Judaism teaches that the commandment not to “put the LORD your God to the test” (Deuteronomy 6:16) refers to forcing God’s hand by placing yourself in a situation that relies on miracles. (For example, Yeshua cited this verse to explain why he shouldn’t just jump off a cliff to summon angels.) Ironically, by relying only on miracles, we deny God’s power by distancing him from the natural world that he created.
Every moment of our lives is sustained by God’s compassionate care.
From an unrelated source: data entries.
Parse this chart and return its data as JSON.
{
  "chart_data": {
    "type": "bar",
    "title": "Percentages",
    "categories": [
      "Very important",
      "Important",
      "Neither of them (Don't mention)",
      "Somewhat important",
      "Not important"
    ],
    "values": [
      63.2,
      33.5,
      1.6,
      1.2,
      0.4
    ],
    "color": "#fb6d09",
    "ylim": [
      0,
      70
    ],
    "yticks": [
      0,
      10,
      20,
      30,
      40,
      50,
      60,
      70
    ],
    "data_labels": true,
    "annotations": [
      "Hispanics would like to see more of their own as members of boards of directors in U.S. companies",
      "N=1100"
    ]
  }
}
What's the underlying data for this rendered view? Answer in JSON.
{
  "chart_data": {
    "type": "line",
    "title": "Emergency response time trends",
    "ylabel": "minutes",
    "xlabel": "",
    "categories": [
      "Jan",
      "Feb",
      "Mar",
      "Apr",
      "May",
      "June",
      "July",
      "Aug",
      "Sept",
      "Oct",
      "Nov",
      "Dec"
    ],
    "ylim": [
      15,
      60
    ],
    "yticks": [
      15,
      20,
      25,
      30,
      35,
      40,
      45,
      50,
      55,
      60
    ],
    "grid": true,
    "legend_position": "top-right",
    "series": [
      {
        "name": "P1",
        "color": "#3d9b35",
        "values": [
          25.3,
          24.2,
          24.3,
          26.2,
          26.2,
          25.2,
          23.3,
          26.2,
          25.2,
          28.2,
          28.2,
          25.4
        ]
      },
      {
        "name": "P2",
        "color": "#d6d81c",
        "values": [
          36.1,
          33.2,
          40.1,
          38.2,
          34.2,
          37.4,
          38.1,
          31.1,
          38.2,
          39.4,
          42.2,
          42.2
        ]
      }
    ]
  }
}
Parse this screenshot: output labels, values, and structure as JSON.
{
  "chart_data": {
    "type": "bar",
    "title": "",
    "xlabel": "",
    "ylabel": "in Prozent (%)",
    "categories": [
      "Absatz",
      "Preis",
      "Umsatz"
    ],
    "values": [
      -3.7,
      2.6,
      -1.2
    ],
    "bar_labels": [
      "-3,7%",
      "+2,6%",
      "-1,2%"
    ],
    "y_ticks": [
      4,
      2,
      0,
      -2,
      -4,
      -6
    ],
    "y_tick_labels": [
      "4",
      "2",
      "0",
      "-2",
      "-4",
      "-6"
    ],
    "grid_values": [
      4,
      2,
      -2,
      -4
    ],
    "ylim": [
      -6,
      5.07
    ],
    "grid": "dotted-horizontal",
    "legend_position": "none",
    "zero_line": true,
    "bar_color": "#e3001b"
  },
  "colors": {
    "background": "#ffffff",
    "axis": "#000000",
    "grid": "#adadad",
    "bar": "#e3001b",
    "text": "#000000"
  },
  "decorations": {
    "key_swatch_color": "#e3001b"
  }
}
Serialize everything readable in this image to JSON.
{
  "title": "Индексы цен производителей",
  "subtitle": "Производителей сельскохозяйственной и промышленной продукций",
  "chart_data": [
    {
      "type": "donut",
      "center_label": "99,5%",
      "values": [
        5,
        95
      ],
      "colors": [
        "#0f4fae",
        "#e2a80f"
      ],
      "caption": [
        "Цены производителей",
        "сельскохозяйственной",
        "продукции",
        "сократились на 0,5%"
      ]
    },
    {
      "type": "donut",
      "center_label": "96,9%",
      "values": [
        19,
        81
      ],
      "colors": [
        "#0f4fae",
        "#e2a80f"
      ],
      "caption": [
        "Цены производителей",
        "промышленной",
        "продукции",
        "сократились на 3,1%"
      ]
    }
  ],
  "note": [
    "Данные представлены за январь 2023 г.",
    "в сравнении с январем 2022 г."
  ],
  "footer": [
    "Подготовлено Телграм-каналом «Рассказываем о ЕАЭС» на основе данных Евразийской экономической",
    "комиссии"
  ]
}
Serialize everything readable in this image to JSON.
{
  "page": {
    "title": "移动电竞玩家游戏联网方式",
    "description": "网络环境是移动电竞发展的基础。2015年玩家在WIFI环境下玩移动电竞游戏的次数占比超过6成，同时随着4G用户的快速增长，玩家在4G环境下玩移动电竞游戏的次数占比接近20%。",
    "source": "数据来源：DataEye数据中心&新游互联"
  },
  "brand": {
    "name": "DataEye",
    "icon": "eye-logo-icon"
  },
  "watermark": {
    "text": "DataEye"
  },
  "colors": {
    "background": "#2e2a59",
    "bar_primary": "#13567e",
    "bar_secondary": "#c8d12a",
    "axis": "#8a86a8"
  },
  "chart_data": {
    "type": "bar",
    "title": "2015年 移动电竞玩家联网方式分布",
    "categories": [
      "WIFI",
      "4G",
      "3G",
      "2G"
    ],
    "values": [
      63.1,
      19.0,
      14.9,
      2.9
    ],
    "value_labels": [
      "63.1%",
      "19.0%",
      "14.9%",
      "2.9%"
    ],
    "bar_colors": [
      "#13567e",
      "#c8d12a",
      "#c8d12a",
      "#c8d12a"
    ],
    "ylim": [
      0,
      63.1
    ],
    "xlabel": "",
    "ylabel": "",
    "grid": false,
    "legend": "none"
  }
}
Each time we arrive at a significant moment we bless God “who has kept us alive, upheld us, and let us reach this time.” For that matter, every time we use the restroom we bless God “who heals the body and is wondrous in what he makes.”
Many Jews also recite a prayer before taking any medication or medical treatment:
“Let it be your will, O LORD, my God and God of my fathers, that this endeavor will result in my healing, for you freely heal.”
The apostles taught that when one is sick, they should apply both prayer and medicinal treatments: “let them pray over him, anointing him with oil in the name of the Lord” (James 5:14). “Anointing with oil” is not some kind of ritualistic hocus-pocus. This is how medicines were applied in the first century.
Having an ailment does not necessarily indicate that a person is guilty of some sin; nonetheless, Judaism teaches that physical ailments have a spiritual counterpart. This means that a complete treatment will account for both. Consider how Yeshua performed both spiritual and physical healings for the people he touched.
And so, as the month of Iyyar passes, we not only calculate each day as the Omer count increases, but we take an inventory of ourselves, asking God to regenerate us spiritually so that we, too, can stand, beholding and hearing at Mount Sinai.